Do: Pick Workout Times that Actually Work
Don’t: Pick Workout Times that You Wish Would Work
Caitlin chose a later time of day to exercise that worked for her – in the evening after her kids went to bed. She honored the fact that she is not a morning person and that her workday also starts early. The first time she can “turn off” her brain and exercise is late in the evening, once the pressures of the day are over. Sometimes she works out in the morning, but typically it is nighttime that works for her.
This is counter to the advice that I often give clients, which is to exercise as soon as possible to get it off your plate for the day. But you have to do what works for you!
Here are some clues that your exercise time works for you…
- You do your workouts at least 80% of the time
That’s it.
There is no other litmus test.
If you think a workout time will work well for you but you’re not actually doing it, that time is not working for you.
Keep in mind that if you are not exercising consistently, you need to pick a time and then exercise at that time consistently, even if you feel like you’re forcing it or going through the motions, in order to get used to exercising at that time. Habits don’t appear overnight. But once you get used to it, it becomes far easier. Here are some other tips for sticking with exercise, if you’re trying to kickstart a habit.
Do: Focus on Self-care When Times Get Tough
Don’t: Fall into Black-and-White Thinking
Caitlin had several big challenges in the midst of her weight loss journey, one of which was that her wife was diagnosed with breast cancer and went through surgery, radiation, and chemotherapy.
If you have an all-or-nothing mindset about your healthy habits, your exercise routines and nutritious eating strategies fall apart during times of stress.

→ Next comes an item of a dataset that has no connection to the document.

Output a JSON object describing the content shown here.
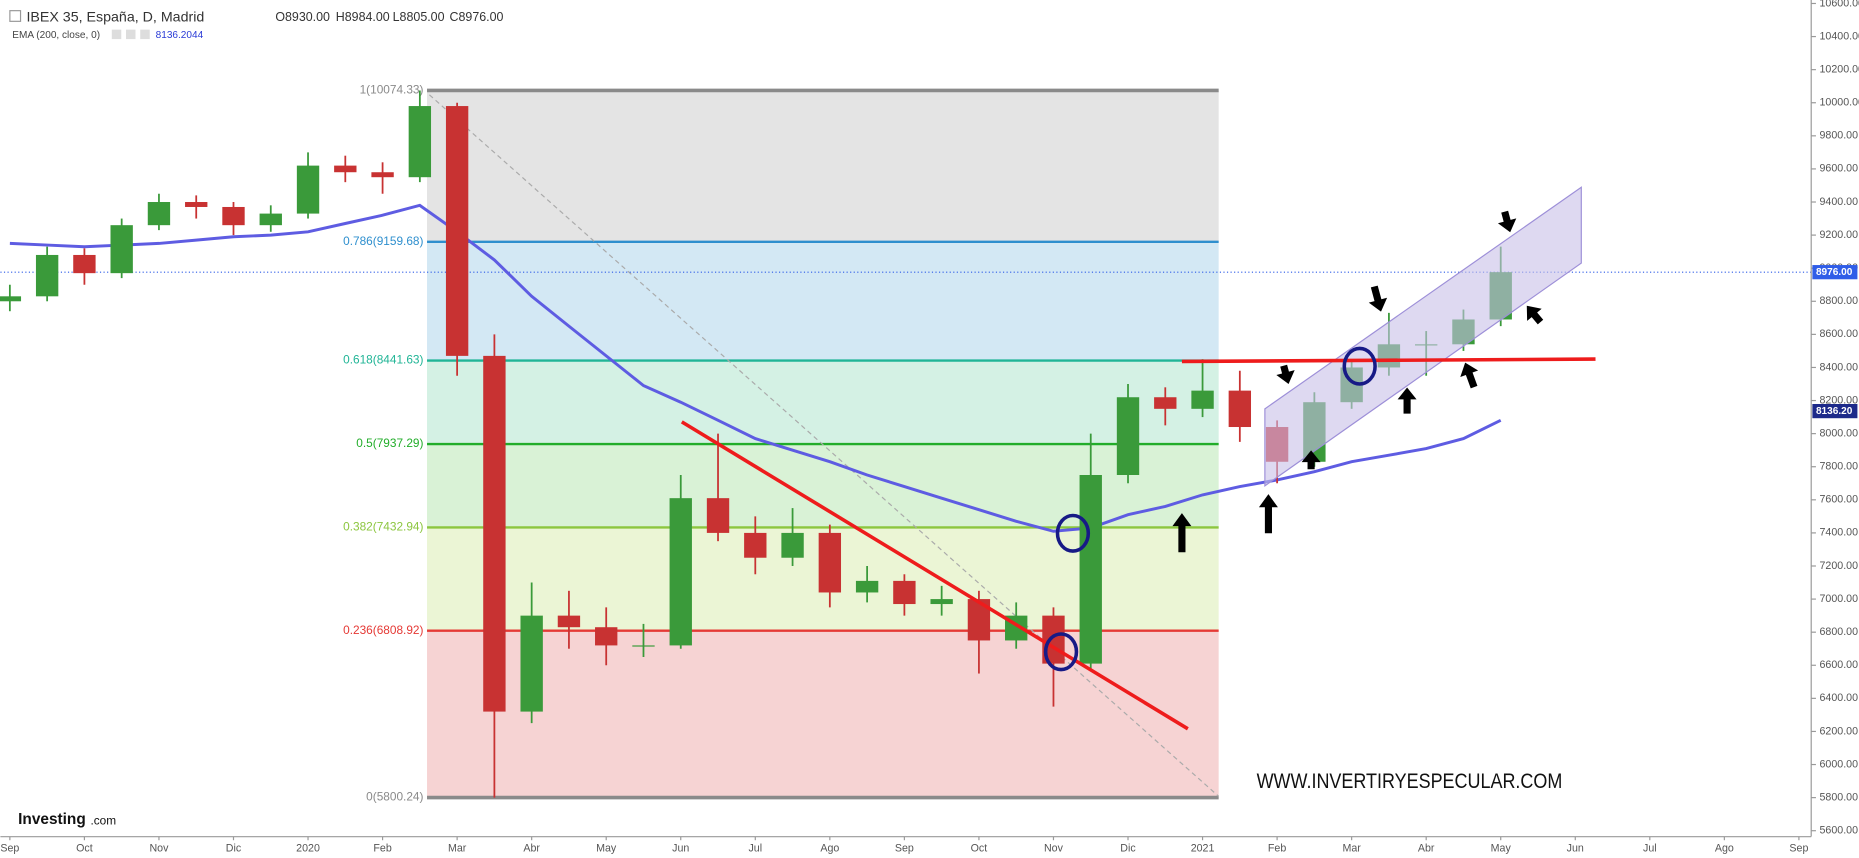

But if you internalize an attitude of self-care, your healthy routines sustain you through periods of stress, helping to make life more manageable.

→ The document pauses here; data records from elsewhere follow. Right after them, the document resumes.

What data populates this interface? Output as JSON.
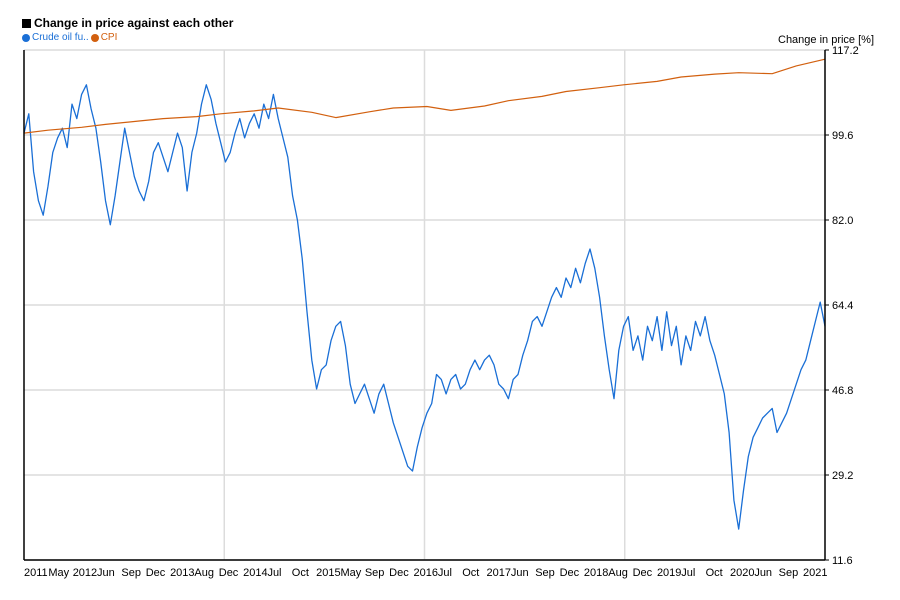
{
  "chart_data": {
    "type": "line",
    "title": "Change in price against each other",
    "ylabel": "Change in price [%]",
    "ylim": [
      11.6,
      117.2
    ],
    "yticks": [
      "117.2",
      "99.6",
      "82.0",
      "64.4",
      "46.8",
      "29.2",
      "11.6"
    ],
    "xticks": [
      "2011",
      "May",
      "2012",
      "Jun",
      "Sep",
      "Dec",
      "2013",
      "Aug",
      "Dec",
      "2014",
      "Jul",
      "Oct",
      "2015",
      "May",
      "Sep",
      "Dec",
      "2016",
      "Jul",
      "Oct",
      "2017",
      "Jun",
      "Sep",
      "Dec",
      "2018",
      "Aug",
      "Dec",
      "2019",
      "Jul",
      "Oct",
      "2020",
      "Jun",
      "Sep",
      "2021"
    ],
    "x_start": "2011-01",
    "x_end": "2021-07",
    "grid": true,
    "legend_position": "top-left",
    "series": [
      {
        "name": "Crude oil fu..",
        "color": "#1a6fd6",
        "points": [
          [
            "2011-01",
            100
          ],
          [
            "2011-02",
            104
          ],
          [
            "2011-03",
            92
          ],
          [
            "2011-04",
            86
          ],
          [
            "2011-05",
            83
          ],
          [
            "2011-06",
            89
          ],
          [
            "2011-07",
            96
          ],
          [
            "2011-08",
            99
          ],
          [
            "2011-09",
            101
          ],
          [
            "2011-10",
            97
          ],
          [
            "2011-11",
            106
          ],
          [
            "2011-12",
            103
          ],
          [
            "2012-01",
            108
          ],
          [
            "2012-02",
            110
          ],
          [
            "2012-03",
            105
          ],
          [
            "2012-04",
            101
          ],
          [
            "2012-05",
            94
          ],
          [
            "2012-06",
            86
          ],
          [
            "2012-07",
            81
          ],
          [
            "2012-08",
            87
          ],
          [
            "2012-09",
            94
          ],
          [
            "2012-10",
            101
          ],
          [
            "2012-11",
            96
          ],
          [
            "2012-12",
            91
          ],
          [
            "2013-01",
            88
          ],
          [
            "2013-02",
            86
          ],
          [
            "2013-03",
            90
          ],
          [
            "2013-04",
            96
          ],
          [
            "2013-05",
            98
          ],
          [
            "2013-06",
            95
          ],
          [
            "2013-07",
            92
          ],
          [
            "2013-08",
            96
          ],
          [
            "2013-09",
            100
          ],
          [
            "2013-10",
            97
          ],
          [
            "2013-11",
            88
          ],
          [
            "2013-12",
            96
          ],
          [
            "2014-01",
            100
          ],
          [
            "2014-02",
            106
          ],
          [
            "2014-03",
            110
          ],
          [
            "2014-04",
            107
          ],
          [
            "2014-05",
            102
          ],
          [
            "2014-06",
            98
          ],
          [
            "2014-07",
            94
          ],
          [
            "2014-08",
            96
          ],
          [
            "2014-09",
            100
          ],
          [
            "2014-10",
            103
          ],
          [
            "2014-11",
            99
          ],
          [
            "2014-12",
            102
          ],
          [
            "2015-01",
            104
          ],
          [
            "2015-02",
            101
          ],
          [
            "2015-03",
            106
          ],
          [
            "2015-04",
            103
          ],
          [
            "2015-05",
            108
          ],
          [
            "2015-06",
            103
          ],
          [
            "2015-07",
            99
          ],
          [
            "2015-08",
            95
          ],
          [
            "2015-09",
            87
          ],
          [
            "2015-10",
            82
          ],
          [
            "2015-11",
            74
          ],
          [
            "2015-12",
            63
          ],
          [
            "2016-01",
            53
          ],
          [
            "2016-02",
            47
          ],
          [
            "2016-03",
            51
          ],
          [
            "2016-04",
            52
          ],
          [
            "2016-05",
            57
          ],
          [
            "2016-06",
            60
          ],
          [
            "2016-07",
            61
          ],
          [
            "2016-08",
            56
          ],
          [
            "2016-09",
            48
          ],
          [
            "2016-10",
            44
          ],
          [
            "2016-11",
            46
          ],
          [
            "2016-12",
            48
          ],
          [
            "2017-01",
            45
          ],
          [
            "2017-02",
            42
          ],
          [
            "2017-03",
            46
          ],
          [
            "2017-04",
            48
          ],
          [
            "2017-05",
            44
          ],
          [
            "2017-06",
            40
          ],
          [
            "2017-07",
            37
          ],
          [
            "2017-08",
            34
          ],
          [
            "2017-09",
            31
          ],
          [
            "2017-10",
            30
          ],
          [
            "2017-11",
            35
          ],
          [
            "2017-12",
            39
          ],
          [
            "2018-01",
            42
          ],
          [
            "2018-02",
            44
          ],
          [
            "2018-03",
            50
          ],
          [
            "2018-04",
            49
          ],
          [
            "2018-05",
            46
          ],
          [
            "2018-06",
            49
          ],
          [
            "2018-07",
            50
          ],
          [
            "2018-08",
            47
          ],
          [
            "2018-09",
            48
          ],
          [
            "2018-10",
            51
          ],
          [
            "2018-11",
            53
          ],
          [
            "2018-12",
            51
          ],
          [
            "2019-01",
            53
          ],
          [
            "2019-02",
            54
          ],
          [
            "2019-03",
            52
          ],
          [
            "2019-04",
            48
          ],
          [
            "2019-05",
            47
          ],
          [
            "2019-06",
            45
          ],
          [
            "2019-07",
            49
          ],
          [
            "2019-08",
            50
          ],
          [
            "2019-09",
            54
          ],
          [
            "2019-10",
            57
          ],
          [
            "2019-11",
            61
          ],
          [
            "2019-12",
            62
          ],
          [
            "2020-01",
            60
          ],
          [
            "2020-02",
            63
          ],
          [
            "2020-03",
            66
          ],
          [
            "2020-04",
            68
          ],
          [
            "2020-05",
            66
          ],
          [
            "2020-06",
            70
          ],
          [
            "2020-07",
            68
          ],
          [
            "2020-08",
            72
          ],
          [
            "2020-09",
            69
          ],
          [
            "2020-10",
            73
          ],
          [
            "2020-11",
            76
          ],
          [
            "2020-12",
            72
          ],
          [
            "2021-01",
            66
          ],
          [
            "2021-02",
            58
          ],
          [
            "2021-03",
            51
          ],
          [
            "2021-04",
            45
          ],
          [
            "2021-05",
            55
          ],
          [
            "2021-06",
            60
          ],
          [
            "2021-07",
            62
          ],
          [
            "2021-08",
            55
          ],
          [
            "2021-09",
            58
          ],
          [
            "2021-10",
            53
          ],
          [
            "2021-11",
            60
          ],
          [
            "2021-12",
            57
          ],
          [
            "2022-01",
            62
          ],
          [
            "2022-02",
            55
          ],
          [
            "2022-03",
            63
          ],
          [
            "2022-04",
            56
          ],
          [
            "2022-05",
            60
          ],
          [
            "2022-06",
            52
          ],
          [
            "2022-07",
            58
          ],
          [
            "2022-08",
            55
          ],
          [
            "2022-09",
            61
          ],
          [
            "2022-10",
            58
          ],
          [
            "2022-11",
            62
          ],
          [
            "2022-12",
            57
          ],
          [
            "2023-01",
            54
          ],
          [
            "2023-02",
            50
          ],
          [
            "2023-03",
            46
          ],
          [
            "2023-04",
            38
          ],
          [
            "2023-05",
            24
          ],
          [
            "2023-06",
            18
          ],
          [
            "2023-07",
            26
          ],
          [
            "2023-08",
            33
          ],
          [
            "2023-09",
            37
          ],
          [
            "2023-10",
            39
          ],
          [
            "2023-11",
            41
          ],
          [
            "2023-12",
            42
          ],
          [
            "2024-01",
            43
          ],
          [
            "2024-02",
            38
          ],
          [
            "2024-03",
            40
          ],
          [
            "2024-04",
            42
          ],
          [
            "2024-05",
            45
          ],
          [
            "2024-06",
            48
          ],
          [
            "2024-07",
            51
          ],
          [
            "2024-08",
            53
          ],
          [
            "2024-09",
            57
          ],
          [
            "2024-10",
            61
          ],
          [
            "2024-11",
            65
          ],
          [
            "2024-12",
            60
          ]
        ]
      },
      {
        "name": "CPI",
        "color": "#d2600f",
        "points": [
          [
            "2011-01",
            100.0
          ],
          [
            "2011-06",
            100.6
          ],
          [
            "2012-01",
            101.2
          ],
          [
            "2012-06",
            101.8
          ],
          [
            "2013-01",
            102.5
          ],
          [
            "2013-06",
            103.0
          ],
          [
            "2014-01",
            103.4
          ],
          [
            "2014-06",
            104.0
          ],
          [
            "2015-01",
            104.6
          ],
          [
            "2015-06",
            105.2
          ],
          [
            "2016-01",
            104.3
          ],
          [
            "2016-06",
            103.2
          ],
          [
            "2017-01",
            104.4
          ],
          [
            "2017-06",
            105.2
          ],
          [
            "2018-01",
            105.5
          ],
          [
            "2018-06",
            104.7
          ],
          [
            "2019-01",
            105.6
          ],
          [
            "2019-06",
            106.7
          ],
          [
            "2020-01",
            107.6
          ],
          [
            "2020-06",
            108.6
          ],
          [
            "2021-01",
            109.4
          ],
          [
            "2021-06",
            110.0
          ],
          [
            "2022-01",
            110.7
          ],
          [
            "2022-06",
            111.6
          ],
          [
            "2023-01",
            112.2
          ],
          [
            "2023-06",
            112.5
          ],
          [
            "2024-01",
            112.3
          ],
          [
            "2024-06",
            113.9
          ],
          [
            "2024-12",
            115.3
          ]
        ]
      }
    ]
  }
}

It’s a small shift, but it’s incredibly powerful.
During the most intense, emotional period of her wife’s treatment, Caitlin narrowed her focus to her self-care routines, and her weight loss temporarily took a backseat. But once they were through the worst of the storm, she was able to resume her weight loss efforts, which had been supported by her self-care habits.

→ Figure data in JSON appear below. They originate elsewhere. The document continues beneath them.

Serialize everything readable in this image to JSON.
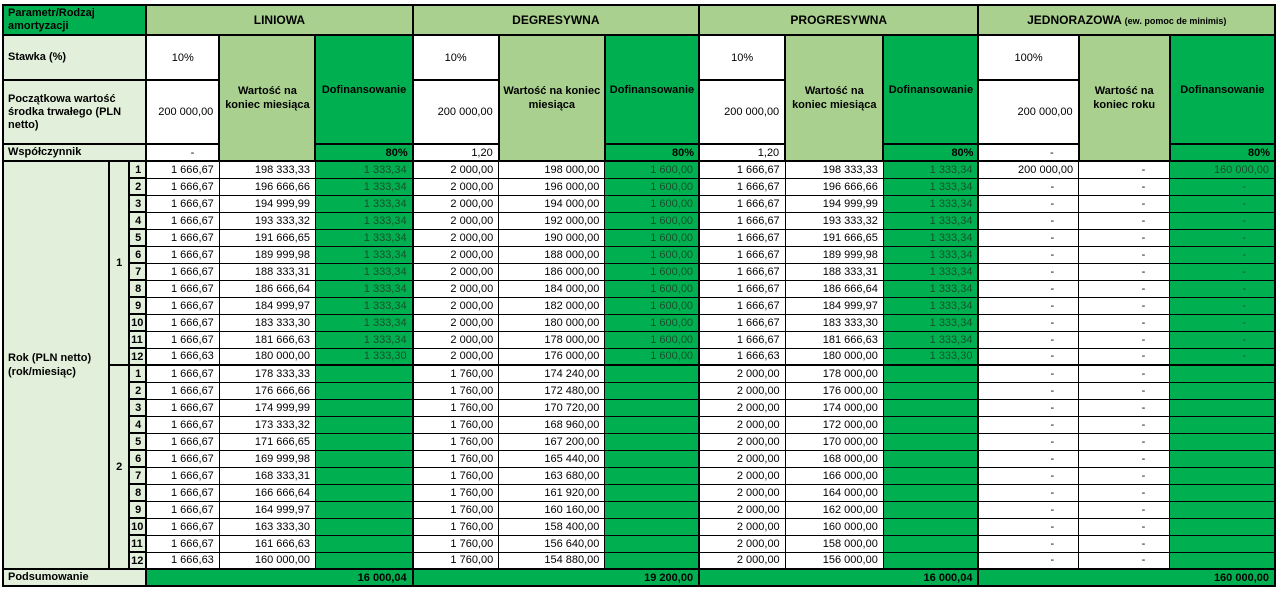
{
  "colors": {
    "accent_green": "#00B050",
    "light_green": "#A9D08E",
    "pale_green": "#E2EFDA",
    "dof_text_green": "#17512B"
  },
  "corner": {
    "line1": "Parametr/Rodzaj",
    "line2": "amortyzacji"
  },
  "row_labels": {
    "stawka": "Stawka (%)",
    "poczatkowa": "Początkowa wartość środka trwałego (PLN netto)",
    "wspolczynnik": "Współczynnik",
    "rok_line1": "Rok (PLN netto)",
    "rok_line2": "(rok/miesiąc)",
    "podsumowanie": "Podsumowanie"
  },
  "sections": [
    {
      "key": "liniowa",
      "name": "LINIOWA",
      "name_suffix": "",
      "stawka": "10%",
      "initial": "200 000,00",
      "wspolczynnik": "-",
      "value_header": "Wartość na koniec miesiąca",
      "dof_header": "Dofinansowanie",
      "dof_rate": "80%",
      "total": "16 000,04"
    },
    {
      "key": "degresywna",
      "name": "DEGRESYWNA",
      "name_suffix": "",
      "stawka": "10%",
      "initial": "200 000,00",
      "wspolczynnik": "1,20",
      "value_header": "Wartość na koniec miesiąca",
      "dof_header": "Dofinansowanie",
      "dof_rate": "80%",
      "total": "19 200,00"
    },
    {
      "key": "progresywna",
      "name": "PROGRESYWNA",
      "name_suffix": "",
      "stawka": "10%",
      "initial": "200 000,00",
      "wspolczynnik": "1,20",
      "value_header": "Wartość na koniec miesiąca",
      "dof_header": "Dofinansowanie",
      "dof_rate": "80%",
      "total": "16 000,04"
    },
    {
      "key": "jednorazowa",
      "name": "JEDNORAZOWA",
      "name_suffix": "(ew. pomoc de minimis)",
      "stawka": "100%",
      "initial": "200 000,00",
      "wspolczynnik": "-",
      "value_header": "Wartość na koniec roku",
      "dof_header": "Dofinansowanie",
      "dof_rate": "80%",
      "total": "160 000,00"
    }
  ],
  "rows": [
    {
      "year": "1",
      "month": "1",
      "cells": [
        [
          "1 666,67",
          "198 333,33",
          "1 333,34"
        ],
        [
          "2 000,00",
          "198 000,00",
          "1 600,00"
        ],
        [
          "1 666,67",
          "198 333,33",
          "1 333,34"
        ],
        [
          "200 000,00",
          "-",
          "160 000,00"
        ]
      ]
    },
    {
      "year": "1",
      "month": "2",
      "cells": [
        [
          "1 666,67",
          "196 666,66",
          "1 333,34"
        ],
        [
          "2 000,00",
          "196 000,00",
          "1 600,00"
        ],
        [
          "1 666,67",
          "196 666,66",
          "1 333,34"
        ],
        [
          "-",
          "-",
          "-"
        ]
      ]
    },
    {
      "year": "1",
      "month": "3",
      "cells": [
        [
          "1 666,67",
          "194 999,99",
          "1 333,34"
        ],
        [
          "2 000,00",
          "194 000,00",
          "1 600,00"
        ],
        [
          "1 666,67",
          "194 999,99",
          "1 333,34"
        ],
        [
          "-",
          "-",
          "-"
        ]
      ]
    },
    {
      "year": "1",
      "month": "4",
      "cells": [
        [
          "1 666,67",
          "193 333,32",
          "1 333,34"
        ],
        [
          "2 000,00",
          "192 000,00",
          "1 600,00"
        ],
        [
          "1 666,67",
          "193 333,32",
          "1 333,34"
        ],
        [
          "-",
          "-",
          "-"
        ]
      ]
    },
    {
      "year": "1",
      "month": "5",
      "cells": [
        [
          "1 666,67",
          "191 666,65",
          "1 333,34"
        ],
        [
          "2 000,00",
          "190 000,00",
          "1 600,00"
        ],
        [
          "1 666,67",
          "191 666,65",
          "1 333,34"
        ],
        [
          "-",
          "-",
          "-"
        ]
      ]
    },
    {
      "year": "1",
      "month": "6",
      "cells": [
        [
          "1 666,67",
          "189 999,98",
          "1 333,34"
        ],
        [
          "2 000,00",
          "188 000,00",
          "1 600,00"
        ],
        [
          "1 666,67",
          "189 999,98",
          "1 333,34"
        ],
        [
          "-",
          "-",
          "-"
        ]
      ]
    },
    {
      "year": "1",
      "month": "7",
      "cells": [
        [
          "1 666,67",
          "188 333,31",
          "1 333,34"
        ],
        [
          "2 000,00",
          "186 000,00",
          "1 600,00"
        ],
        [
          "1 666,67",
          "188 333,31",
          "1 333,34"
        ],
        [
          "-",
          "-",
          "-"
        ]
      ]
    },
    {
      "year": "1",
      "month": "8",
      "cells": [
        [
          "1 666,67",
          "186 666,64",
          "1 333,34"
        ],
        [
          "2 000,00",
          "184 000,00",
          "1 600,00"
        ],
        [
          "1 666,67",
          "186 666,64",
          "1 333,34"
        ],
        [
          "-",
          "-",
          "-"
        ]
      ]
    },
    {
      "year": "1",
      "month": "9",
      "cells": [
        [
          "1 666,67",
          "184 999,97",
          "1 333,34"
        ],
        [
          "2 000,00",
          "182 000,00",
          "1 600,00"
        ],
        [
          "1 666,67",
          "184 999,97",
          "1 333,34"
        ],
        [
          "-",
          "-",
          "-"
        ]
      ]
    },
    {
      "year": "1",
      "month": "10",
      "cells": [
        [
          "1 666,67",
          "183 333,30",
          "1 333,34"
        ],
        [
          "2 000,00",
          "180 000,00",
          "1 600,00"
        ],
        [
          "1 666,67",
          "183 333,30",
          "1 333,34"
        ],
        [
          "-",
          "-",
          "-"
        ]
      ]
    },
    {
      "year": "1",
      "month": "11",
      "cells": [
        [
          "1 666,67",
          "181 666,63",
          "1 333,34"
        ],
        [
          "2 000,00",
          "178 000,00",
          "1 600,00"
        ],
        [
          "1 666,67",
          "181 666,63",
          "1 333,34"
        ],
        [
          "-",
          "-",
          "-"
        ]
      ]
    },
    {
      "year": "1",
      "month": "12",
      "cells": [
        [
          "1 666,63",
          "180 000,00",
          "1 333,30"
        ],
        [
          "2 000,00",
          "176 000,00",
          "1 600,00"
        ],
        [
          "1 666,63",
          "180 000,00",
          "1 333,30"
        ],
        [
          "-",
          "-",
          "-"
        ]
      ]
    },
    {
      "year": "2",
      "month": "1",
      "cells": [
        [
          "1 666,67",
          "178 333,33",
          ""
        ],
        [
          "1 760,00",
          "174 240,00",
          ""
        ],
        [
          "2 000,00",
          "178 000,00",
          ""
        ],
        [
          "-",
          "-",
          ""
        ]
      ]
    },
    {
      "year": "2",
      "month": "2",
      "cells": [
        [
          "1 666,67",
          "176 666,66",
          ""
        ],
        [
          "1 760,00",
          "172 480,00",
          ""
        ],
        [
          "2 000,00",
          "176 000,00",
          ""
        ],
        [
          "-",
          "-",
          ""
        ]
      ]
    },
    {
      "year": "2",
      "month": "3",
      "cells": [
        [
          "1 666,67",
          "174 999,99",
          ""
        ],
        [
          "1 760,00",
          "170 720,00",
          ""
        ],
        [
          "2 000,00",
          "174 000,00",
          ""
        ],
        [
          "-",
          "-",
          ""
        ]
      ]
    },
    {
      "year": "2",
      "month": "4",
      "cells": [
        [
          "1 666,67",
          "173 333,32",
          ""
        ],
        [
          "1 760,00",
          "168 960,00",
          ""
        ],
        [
          "2 000,00",
          "172 000,00",
          ""
        ],
        [
          "-",
          "-",
          ""
        ]
      ]
    },
    {
      "year": "2",
      "month": "5",
      "cells": [
        [
          "1 666,67",
          "171 666,65",
          ""
        ],
        [
          "1 760,00",
          "167 200,00",
          ""
        ],
        [
          "2 000,00",
          "170 000,00",
          ""
        ],
        [
          "-",
          "-",
          ""
        ]
      ]
    },
    {
      "year": "2",
      "month": "6",
      "cells": [
        [
          "1 666,67",
          "169 999,98",
          ""
        ],
        [
          "1 760,00",
          "165 440,00",
          ""
        ],
        [
          "2 000,00",
          "168 000,00",
          ""
        ],
        [
          "-",
          "-",
          ""
        ]
      ]
    },
    {
      "year": "2",
      "month": "7",
      "cells": [
        [
          "1 666,67",
          "168 333,31",
          ""
        ],
        [
          "1 760,00",
          "163 680,00",
          ""
        ],
        [
          "2 000,00",
          "166 000,00",
          ""
        ],
        [
          "-",
          "-",
          ""
        ]
      ]
    },
    {
      "year": "2",
      "month": "8",
      "cells": [
        [
          "1 666,67",
          "166 666,64",
          ""
        ],
        [
          "1 760,00",
          "161 920,00",
          ""
        ],
        [
          "2 000,00",
          "164 000,00",
          ""
        ],
        [
          "-",
          "-",
          ""
        ]
      ]
    },
    {
      "year": "2",
      "month": "9",
      "cells": [
        [
          "1 666,67",
          "164 999,97",
          ""
        ],
        [
          "1 760,00",
          "160 160,00",
          ""
        ],
        [
          "2 000,00",
          "162 000,00",
          ""
        ],
        [
          "-",
          "-",
          ""
        ]
      ]
    },
    {
      "year": "2",
      "month": "10",
      "cells": [
        [
          "1 666,67",
          "163 333,30",
          ""
        ],
        [
          "1 760,00",
          "158 400,00",
          ""
        ],
        [
          "2 000,00",
          "160 000,00",
          ""
        ],
        [
          "-",
          "-",
          ""
        ]
      ]
    },
    {
      "year": "2",
      "month": "11",
      "cells": [
        [
          "1 666,67",
          "161 666,63",
          ""
        ],
        [
          "1 760,00",
          "156 640,00",
          ""
        ],
        [
          "2 000,00",
          "158 000,00",
          ""
        ],
        [
          "-",
          "-",
          ""
        ]
      ]
    },
    {
      "year": "2",
      "month": "12",
      "cells": [
        [
          "1 666,63",
          "160 000,00",
          ""
        ],
        [
          "1 760,00",
          "154 880,00",
          ""
        ],
        [
          "2 000,00",
          "156 000,00",
          ""
        ],
        [
          "-",
          "-",
          ""
        ]
      ]
    }
  ]
}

It’s not always a good time to focus aggressively on weight loss. If we’re balanced in life, we have to flexible and responsive to what is being asked of us. There may be periods where we can’t be exclusively focused on objective, metric goals. But there are usually small things that we can do that reduce stress, improve our well-being, and boost mental health.
Going for a run doesn’t just burn calories – it clears your head, lifts your mood, and gives you a feeling of accomplishment. Eating nutritiously gives you energy and balances your blood sugar. Menu planning reduces stress and frees up bandwidth.
To avoid black-and-white, all-or-nothing thinking, choose lifestyle strategies that you feel confident that you could maintain even if life went sideways. It really helps to think through the typical things that don’t go according to plan on an average day or average week, and then make “Plan E” your actual approach, instead of crafting a beautiful “Plan A” that’s probably not going to happen.